Gece İstanbul’a düşen yağış miktarları;
Florya: 11,4 mm
Sarıyer: 8,4 mm
Eminönü: 7,8 mm
AHL: 7,8 mm
Tuzla: 6,5 mm
Göztepe: 6,4 mm
Eyüp: 6,3 mm
Sabiha Gökçen: 6,1 mm
Kilyos: 4,6 mm
Büyükçekmece: 3,2 mm
Şile: 2,4 mm
Yaklaşan yağış = Çalışmayan Ankara radarı = Basiretsiz MGM
Yakin tarihimizin en muhtesem doga olayi olan 22 Ocak 2004 sistemini 10. yildonumunde ozlemle aniyorum (gerci biz Ankara’da kuru zemine bakarak gecirmistik, ayri). Bir daha boyle bir sistemi ne zaman aliriz mechul, ama asil uzuldugum epey yakin zamanda gerceklesen bu doga olayinin internette genele acik kaynaklarda ne kadar az arsivlenmis oldugu. ABD’de olsa hakkinda kitaplar yazilip belgeseller cekilecek bir sistem hakkinda bugun havaturka’nin facebook sayfasindaki bir kac vasat fotograf haricinde internette derli toplu gorsel malzeme bulmak kolay degil (blogun ilgili kismi sozel anlatim olarak cok iyi, henuz gormeyenler icin https://havadelisi.com/hava-tarihi/22-25-ocak-2004).

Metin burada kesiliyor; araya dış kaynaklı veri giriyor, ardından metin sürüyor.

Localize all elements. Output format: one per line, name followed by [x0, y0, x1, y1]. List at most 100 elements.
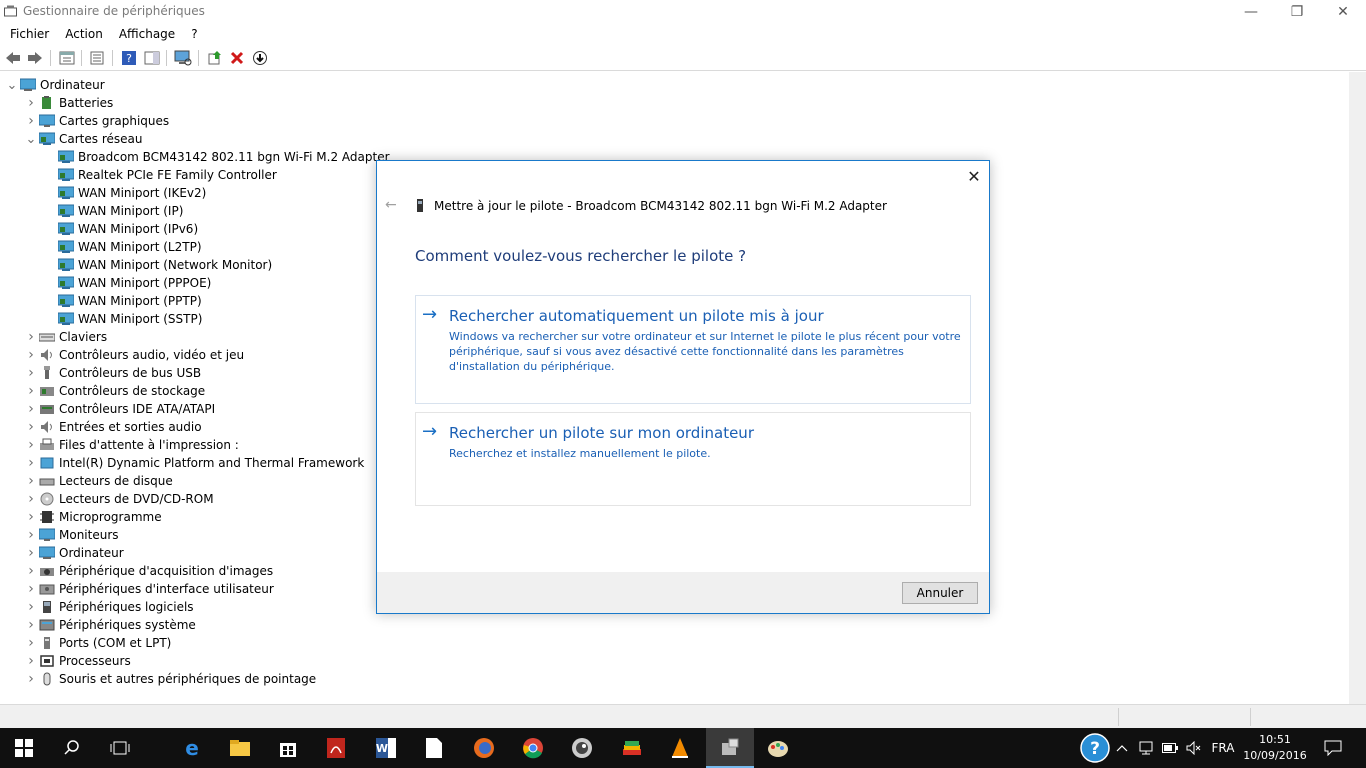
tree-category[interactable]: › Microprogramme	[25, 508, 161, 526]
properties-icon[interactable]	[58, 49, 76, 67]
chevron-right-icon[interactable]: ›	[25, 652, 37, 670]
chevron-right-icon[interactable]: ›	[25, 472, 37, 490]
chevron-right-icon[interactable]: ›	[25, 328, 37, 346]
chevron-right-icon[interactable]: ›	[25, 670, 37, 688]
action-pane-icon[interactable]	[143, 49, 161, 67]
chevron-right-icon[interactable]: ›	[25, 598, 37, 616]
chevron-right-icon[interactable]: ›	[25, 382, 37, 400]
chevron-right-icon[interactable]: ›	[25, 364, 37, 382]
tree-category[interactable]: › Périphériques système	[25, 616, 196, 634]
tree-device[interactable]: WAN Miniport (PPTP)	[44, 292, 202, 310]
chevron-right-icon[interactable]: ›	[25, 544, 37, 562]
tree-category[interactable]: › Entrées et sorties audio	[25, 418, 201, 436]
file-explorer-icon[interactable]	[216, 728, 264, 768]
chevron-up-icon[interactable]	[1114, 728, 1130, 768]
vertical-scrollbar[interactable]	[1349, 72, 1366, 704]
tree-category[interactable]: › Batteries	[25, 94, 113, 112]
word-icon[interactable]: W	[362, 728, 410, 768]
chevron-right-icon[interactable]: ›	[25, 616, 37, 634]
chevron-right-icon[interactable]: ›	[25, 94, 37, 112]
store-icon[interactable]	[264, 728, 312, 768]
menu-help[interactable]: ?	[183, 27, 205, 41]
tree-device[interactable]: WAN Miniport (IP)	[44, 202, 183, 220]
device-list-icon[interactable]	[88, 49, 106, 67]
search-automatically-option[interactable]: → Rechercher automatiquement un pilote m…	[415, 295, 971, 404]
start-windows-icon[interactable]	[0, 728, 48, 768]
chevron-right-icon[interactable]: ›	[25, 508, 37, 526]
chevron-right-icon[interactable]: ›	[25, 436, 37, 454]
tree-device[interactable]: Broadcom BCM43142 802.11 bgn Wi-Fi M.2 A…	[44, 148, 390, 166]
uninstall-icon[interactable]	[228, 49, 246, 67]
language-indicator[interactable]: FRA	[1208, 728, 1238, 768]
tree-category[interactable]: › Intel(R) Dynamic Platform and Thermal F…	[25, 454, 364, 472]
install-download-icon[interactable]	[251, 49, 269, 67]
tree-category[interactable]: › Claviers	[25, 328, 107, 346]
vlc-icon[interactable]	[656, 728, 704, 768]
action-center-icon[interactable]	[1320, 728, 1346, 768]
tree-device[interactable]: Realtek PCIe FE Family Controller	[44, 166, 277, 184]
chevron-right-icon[interactable]: ›	[25, 562, 37, 580]
tree-category[interactable]: › Processeurs	[25, 652, 131, 670]
chevron-right-icon[interactable]: ›	[25, 400, 37, 418]
close-button[interactable]: ✕	[1320, 0, 1366, 23]
tree-root-computer[interactable]: ⌄ Ordinateur	[6, 76, 105, 94]
chevron-right-icon[interactable]: ›	[25, 634, 37, 652]
chevron-right-icon[interactable]: ›	[25, 112, 37, 130]
help-icon[interactable]: ?	[120, 49, 138, 67]
tree-category[interactable]: › Moniteurs	[25, 526, 118, 544]
search-icon[interactable]	[48, 728, 96, 768]
pdf-reader-icon[interactable]	[312, 728, 360, 768]
network-tray-icon[interactable]	[1136, 728, 1156, 768]
document-icon[interactable]	[410, 728, 458, 768]
tree-device[interactable]: WAN Miniport (IKEv2)	[44, 184, 206, 202]
tree-category[interactable]: › Contrôleurs IDE ATA/ATAPI	[25, 400, 215, 418]
help-tray-icon[interactable]: ?	[1078, 728, 1112, 768]
chevron-down-icon[interactable]: ⌄	[6, 76, 18, 94]
chevron-right-icon[interactable]: ›	[25, 454, 37, 472]
tree-category[interactable]: › Périphérique d'acquisition d'images	[25, 562, 273, 580]
volume-muted-icon[interactable]	[1184, 728, 1204, 768]
tree-category[interactable]: › Lecteurs de DVD/CD-ROM	[25, 490, 213, 508]
media-player-icon[interactable]	[558, 728, 606, 768]
chevron-right-icon[interactable]: ›	[25, 418, 37, 436]
cancel-button[interactable]: Annuler	[902, 582, 978, 604]
tree-category[interactable]: › Cartes graphiques	[25, 112, 169, 130]
chevron-right-icon[interactable]: ›	[25, 526, 37, 544]
tree-device[interactable]: WAN Miniport (Network Monitor)	[44, 256, 272, 274]
edge-icon[interactable]: e	[168, 728, 216, 768]
maximize-button[interactable]: ❐	[1274, 0, 1320, 23]
paint-icon[interactable]	[754, 728, 802, 768]
menu-action[interactable]: Action	[57, 27, 111, 41]
tree-device[interactable]: WAN Miniport (PPPOE)	[44, 274, 211, 292]
chevron-right-icon[interactable]: ›	[25, 580, 37, 598]
back-button[interactable]: ←	[385, 197, 397, 213]
tree-category[interactable]: › Lecteurs de disque	[25, 472, 173, 490]
scan-hardware-icon[interactable]	[174, 49, 192, 67]
tree-category[interactable]: › Ordinateur	[25, 544, 124, 562]
chrome-icon[interactable]	[509, 728, 557, 768]
dialog-close-button[interactable]: ✕	[962, 165, 986, 187]
battery-tray-icon[interactable]	[1160, 728, 1180, 768]
browse-computer-option[interactable]: → Rechercher un pilote sur mon ordinateu…	[415, 412, 971, 506]
tree-device[interactable]: WAN Miniport (L2TP)	[44, 238, 202, 256]
tree-category[interactable]: › Périphériques logiciels	[25, 598, 193, 616]
menu-affichage[interactable]: Affichage	[111, 27, 183, 41]
tree-category[interactable]: › Ports (COM et LPT)	[25, 634, 171, 652]
tree-category[interactable]: › Périphériques d'interface utilisateur	[25, 580, 274, 598]
chevron-down-icon[interactable]: ⌄	[25, 130, 37, 148]
tree-category[interactable]: › Contrôleurs de stockage	[25, 382, 205, 400]
update-driver-icon[interactable]	[206, 49, 224, 67]
tree-category[interactable]: › Contrôleurs audio, vidéo et jeu	[25, 346, 244, 364]
tree-category[interactable]: › Files d'attente à l'impression :	[25, 436, 239, 454]
chevron-right-icon[interactable]: ›	[25, 490, 37, 508]
firefox-icon[interactable]	[460, 728, 508, 768]
forward-arrow-icon[interactable]	[26, 49, 44, 67]
back-arrow-icon[interactable]	[4, 49, 22, 67]
device-manager-taskbar-icon[interactable]	[706, 728, 754, 768]
tree-category[interactable]: ⌄ Cartes réseau	[25, 130, 143, 148]
clock[interactable]: 10:51 10/09/2016	[1240, 732, 1310, 764]
tree-category[interactable]: › Contrôleurs de bus USB	[25, 364, 201, 382]
chevron-right-icon[interactable]: ›	[25, 346, 37, 364]
minimize-button[interactable]: —	[1228, 0, 1274, 23]
tree-category[interactable]: › Souris et autres périphériques de point…	[25, 670, 316, 688]
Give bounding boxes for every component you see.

Asagida da yazdim, bugun orta kuvvette bir sistem aldik. Onun bile model runlarindan saatlik gozlemlerine kadar herseyini arsivleyen tonla insan var burda. Biz genelde olcumlerimizi goz karari yapiyoruz ama burda insanlar dogru olcum yapmak icin abartisiz yarim saat ugrasiyor. Resmi gorevli falan da degiller, epey iyi isi gucu olan insanlar, sirf kendi hobileri icin. Kisacasi, surekli Almanlar soyle muhtesem edebiyati yapan Almanciya dondum ama 22 Ocak vesilesiyle bizim havadeliligimizin olcme, arsivleme, ve bunu kamuya acma kisminin biraz eksik oldugunu soylemeliyim. Allah’tan basimizda Ozan hocamiz var da son 3-4 yilin olaylari buyuk olcude kayit altinda.
Eyvallah welbane hocam. İşte ben bunun için diyorum, objektif olarak belgeleyelim diye. Tüm Batı bilimi zaten “gözlem”e dayalıdır, söylediğin şeyler de bunun halka indiğinin açık kanıtı.
Hiç unutmam, bir gün Havaturka’da “bu yaz ortalamalardan şu kadar sıcak geçmiş” diye istatistik paylaşmıştım… Adamın biri çıkıp “kimse bana sıcak geçti diyemez, ben hiç terlemedim” ayarında bir itirazda bulunmuştu.
Hayatı algılayış bakımından ciddi farklar var Batı’yla aramızda.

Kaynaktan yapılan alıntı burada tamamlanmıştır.